The mission of Wreaths Across America is, “Remember, Honor, Teach.” It is carried out in part by coordinating wreath-laying ceremonies in December at cemeteries in all 50 states and beyond. The event is made possible by thousands of volunteers who organize local ceremonies, raise funds to sponsor wreaths, and participate in the events.
There will be a change to the ceremony at Riverview Cemetery. The ceremony will begin at 11 a.m. at Veterans Circle. COVID-19 guidelines require that attendees wear a mask, social distance and do not gather at Veterans Circle for the ceremony. Instead, we ask attendees when arriving at the cemetery to go straight to their loved one’s gravesite for the entirety of the ceremony.
We invite all attendees at our Riverview Cemetery Ceremony to help us say our heroes’ names so they are not forgotten. The wreaths will be placed at the conclusion of the ceremony.
We are looking forward to another beautiful, yet somber day of remembrance.
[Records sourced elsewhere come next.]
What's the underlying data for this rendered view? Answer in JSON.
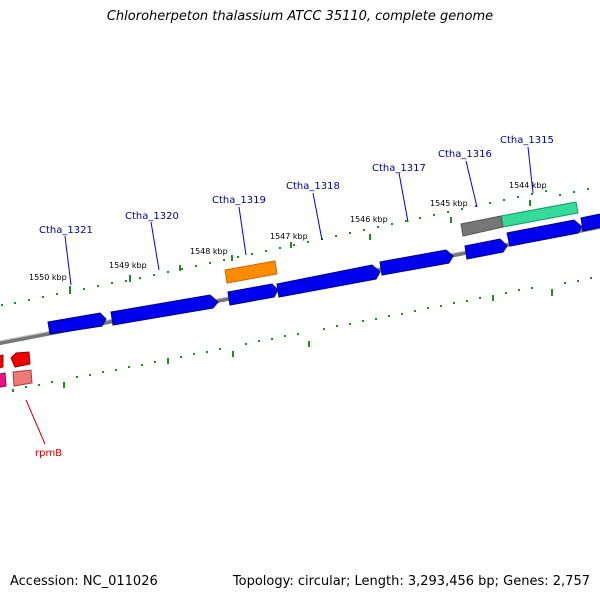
{
  "title": "Chloroherpeton thalassium ATCC 35110, complete genome",
  "footer": {
    "accession": "Accession: NC_011026",
    "stats": "Topology: circular; Length: 3,293,456 bp; Genes: 2,757"
  },
  "gene_labels": {
    "ctha_1315": "Ctha_1315",
    "ctha_1316": "Ctha_1316",
    "ctha_1317": "Ctha_1317",
    "ctha_1318": "Ctha_1318",
    "ctha_1319": "Ctha_1319",
    "ctha_1320": "Ctha_1320",
    "ctha_1321": "Ctha_1321",
    "rpmB": "rpmB"
  },
  "kbp_labels": {
    "k1544": "1544 kbp",
    "k1545": "1545 kbp",
    "k1546": "1546 kbp",
    "k1547": "1547 kbp",
    "k1548": "1548 kbp",
    "k1549": "1549 kbp",
    "k1550": "1550 kbp"
  },
  "colors": {
    "gene_forward": "#0000ee",
    "gene_orange": "#ff8c00",
    "gene_green": "#33dd99",
    "gene_gray": "#777777",
    "gene_red": "#ee0000",
    "gene_pink": "#ee7777",
    "gene_magenta": "#ee1188",
    "backbone": "#888888",
    "tick": "#228b22"
  }
}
Thank you for your consideration and support, and we look forward to seeing you on National Wreaths Across America Day.
Sara Torris, Director
Ottawa County Veterans Service Office

Progress made on
nature movement
To the editor: So far in 2020, important developments for the global Rights of Nature movement have been made in Ecuador, French Guiana, Australia, the Nez Perce Tribe, Spain, Costa Rica, Ohio, Oregon, Pennsylvania, the Tsilhqot’in Nation, and the Yurok Tribe, which helped win an historic agreement to remove dams on the Klamath River (whose rights the tribe were formally recognized in 2019.)
Recently, backlash to the movement has come from the American Petroleum Institute and lawmakers in Missouri.
On Dec. 1, 2020, the API, perhaps the most influential fossil fuel lobby in the nation, filed a brief in opposition to a federal civil rights case brought by the Community Environmental Legal Defense Fund, in defense of local communities’ right to vote on qualified local Rights of Nature laws.
The same day the API filed its legal brief, a bill (House Bill 54); to try to ban Rights of Nature in the courts was introduced in the Missouri House of Representatives. The language in the bill is almost identical to language passed in 2019, by the Ohio legislature, that was drafted by the Ohio Chamber of Commerce in direct response to the passage of the Lake Erie Bill of Rights.
Weeks ago, following the U.S. Supreme Court’s historic decision in McGirt, which ruled that much of Eastern Oklahoma falls within Indian reservations that have sovereignty to pass environmental law (including Rights of Nature lawmaking by the Ponca Tribe), Oklahoma Governor Kevin Stitt and allies sought to undermine the decision by asking Congress to strip environmental authority from tribes. (Ponca Environmental Ambassador Casey Camp Horinek and the group Movement Rights have been organizing to defend tribal sovereignty and the Rights of Nature in the state.)
Additionally, in September, a corporate law firm that filed a lawsuit against the Lake Erie Bill of Rights, used civil rights law to demand attorney fees from the City of Toledo, for its fleeting defense of the people’s law. This amounts to financial reprisal against residents of Toledo for their enactment of the historic law.